Just when i was thinking about manipulation, what it's all about, and how do people manipulate others, Brother Soo-Inn has written very wisely on emotional manipulation below:
GRACE@WORK MAIL 4/08
[January 25, 2008 Edition]
Commentary: Are you a sucker for flattery?
By Soo-Inn Tan
Bernice and I caught an episode of the TV show, Damages, a few evenings ago. The series is a legal drama set in the exciting world of class-action litigation in the US. In that episode, Patty Hewes, the main protagonist, played by Glenn Close, wanted to see if her protege would be willing to put the needs of their firm above her personal life. The young lawyer is asked to deliver a brief to a judge on the day of her engagement party. The Close character had set up a situation where the young lawyer would have to choose between her assignment or her engagement party, a party very important to her and her family.
Of course this is fiction, just a TV show but I was struck by the way the writers had constructed a scenario that was true to life. For one thing the test for the young lawyer was subtle. She was led to believe that she could hand in the brief in time for her to get to her engagement party. Many of our major spiritual challenges come out of left field, when our defences are down. It is critical that we train our hearts long and hard so that when the unexpected tests come, our default automatic responses are biblically wise.
What really struck me about the scenario was how the Close character used praise and flattery to manipulate her young protege. The young lawyer was told that she was asked to deliver the brief personally because she had done an excellent piece of work and that personally meeting the judge would really further her career. What young professional could resist such an approach?
All young professionals starting out in any discipline desperately want to prove themselves. Therefore no affirmation is more welcomed then the praise of a respected senior. Praise is especially welcomed when it comes from your boss. Bosses and seniors know this. They can either use this knowledge responsibly, to encourage their juniors, or they can use this dynamic to manipulate people.
Those in church related work are not immune to this vulnerability. I remember when I was a young pastor starting out, I would say yes to virtually every invitation to speak that came my way. I was desperate to prove myself, and to justify the heavy costs I had paid in giving up dentistry to go into church work. It didn't help that most of the invitations were couched in language that played up my ability as a preacher.
I ended up tired all the time and a tired Soo inn is an angry Soo Inn, snapping at wife, child, and parents. (Of course I would be on my best behaviour with the people I ministered to. Couldn't risk spoiling my image as this fantastic minister of the word.) I look back with regret, grateful for the grace of God and the love of my family.
Of course it is not only the young who are susceptible to praise and flattery. If we are not secure as to who we are, and consciously seek the approval of God alone, we will always be vulnerable to both praise and criticism. Praise will make us proud and affect our decision making inordinately. Criticism will wound us emotionally. Therefore it is critical that we are clear as to who we are in the Lord. If we are clear that we are children of God, loved by our heavenly Father, our identity will be shaped by this primary relationship and we will be less susceptible to what others think of us.

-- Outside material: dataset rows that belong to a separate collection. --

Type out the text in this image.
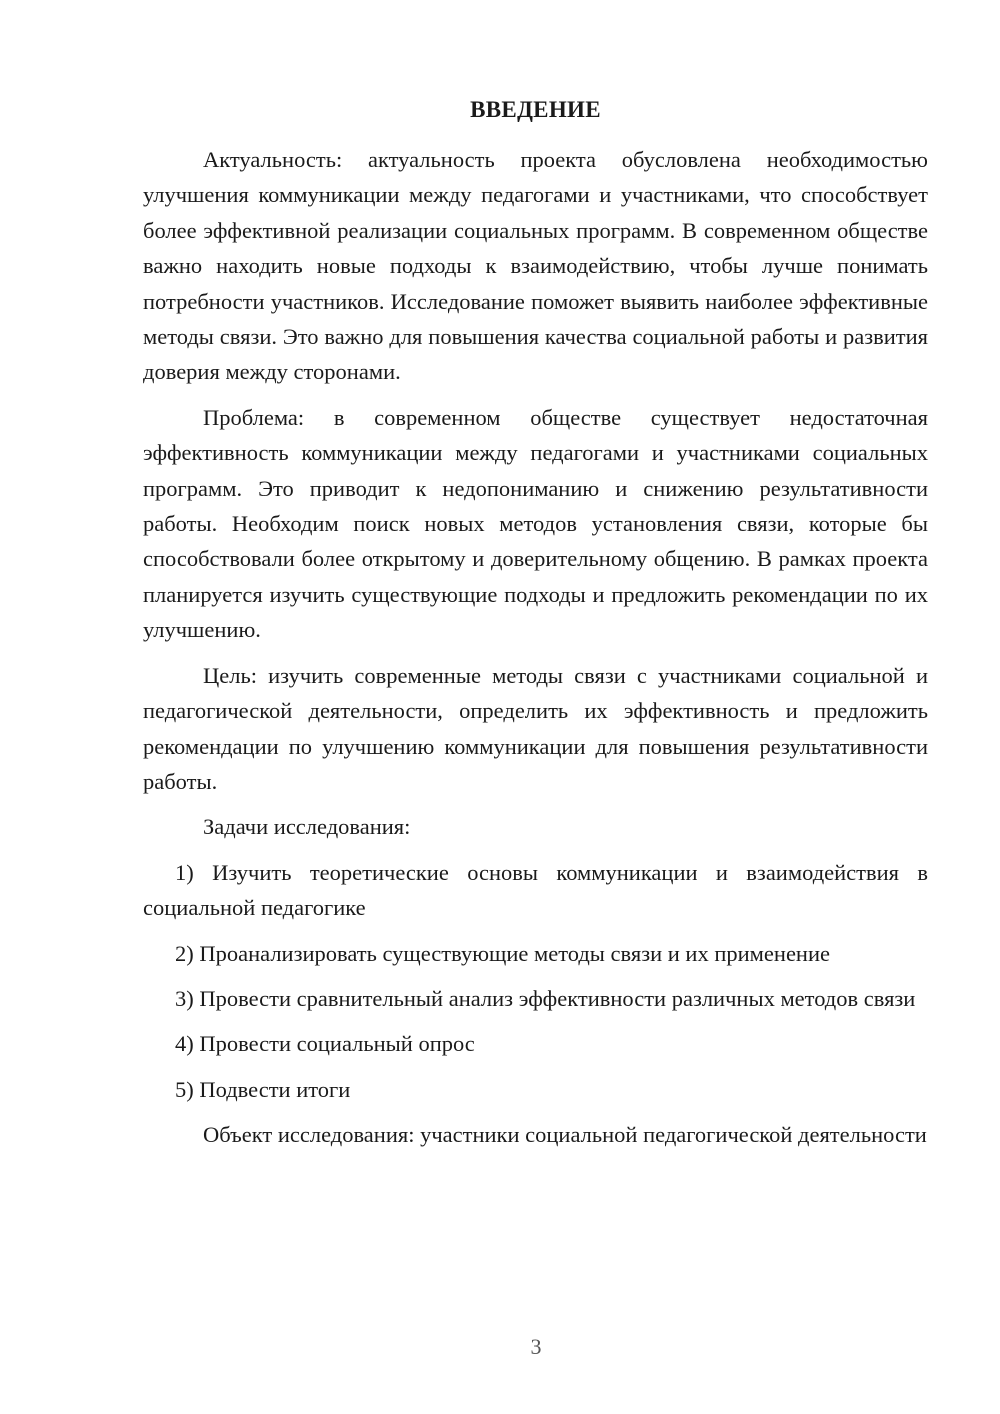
ВВЕДЕНИЕ

Актуальность: актуальность проекта обусловлена необходимостью улучшения коммуникации между педагогами и участниками, что способствует более эффективной реализации социальных программ. В современном обществе важно находить новые подходы к взаимодействию, чтобы лучше понимать потребности участников. Исследование поможет выявить наиболее эффективные методы связи. Это важно для повышения качества социальной работы и развития доверия между сторонами.

Проблема: в современном обществе существует недостаточная эффективность коммуникации между педагогами и участниками социальных программ. Это приводит к недопониманию и снижению результативности работы. Необходим поиск новых методов установления связи, которые бы способствовали более открытому и доверительному общению. В рамках проекта планируется изучить существующие подходы и предложить рекомендации по их улучшению.

Цель: изучить современные методы связи с участниками социальной и педагогической деятельности, определить их эффективность и предложить рекомендации по улучшению коммуникации для повышения результативности работы.

Задачи исследования:

1) Изучить теоретические основы коммуникации и взаимодействия в социальной педагогике

2) Проанализировать существующие методы связи и их применение

3) Провести сравнительный анализ эффективности различных методов связи

4) Провести социальный опрос

5) Подвести итоги

Объект исследования: участники социальной педагогической деятельности

3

Gordon T. Smith argues that for this to happen we also need to be differentiated, independent of how our parents define us so that we can find this primary definition in our relationship with God.
"The fascinating field of family theory or family systems highlights the principle of differentiation. If we are to mature emotionally, vocationally and spiritually --- so that we are not shaped unduly by the criticism or praise of others, so that we are able to live by our own convictions and by our own conscience, and so that we are able to relate intimately with others and even to differ with them graciously --- we must come to a distinct and definite differentiation. The root or beginning of this is a mature separation from our parents."
(Courage & Calling, Downers Grove, Il: InterVarsity Press, 1999, p.60-61)
Smith goes on to remind us that:
"People who are well differentiated are not readily susceptible to flattery or emotional manipulation. Mostly this is the case because they are themselves; they are individuals. As such they are capable of generous service, but they know when and how to say no. Further, they are able to hold their convictions firmly without losing their capacity to learn more or to change their mind. This does not mean they are gullible; on the contrary, they are able to learn with discernment, to critically appreciate what they are hearing or reading."
The bible is clear about the need to love and to honour our parents. What Smith is suggesting is that to be a mature human being, we need, at some point, to move beyond being defined by our parents and other authority figures, so that we are defined primarily by who we are in God. Then and only then can we live our lives immune to emotional manipulation. Then and only then can we be free to be the person God had in mind when He created us and saved us.
"For the appeal we make does not spring from error or impure motives, nor are we trying to trick you. On the contrary, we speak as those approved by God to be entrusted with the gospel. We are not trying to please people but God, who tests our hearts. You know we never used flattery, nor did we put on a mask to cover up greed --- God is our witness. We were not looking for praise from any human being, not from you or anyone else, even though as apostles of Christ we could have asserted our prerogatives. Instead, we were like young children among you."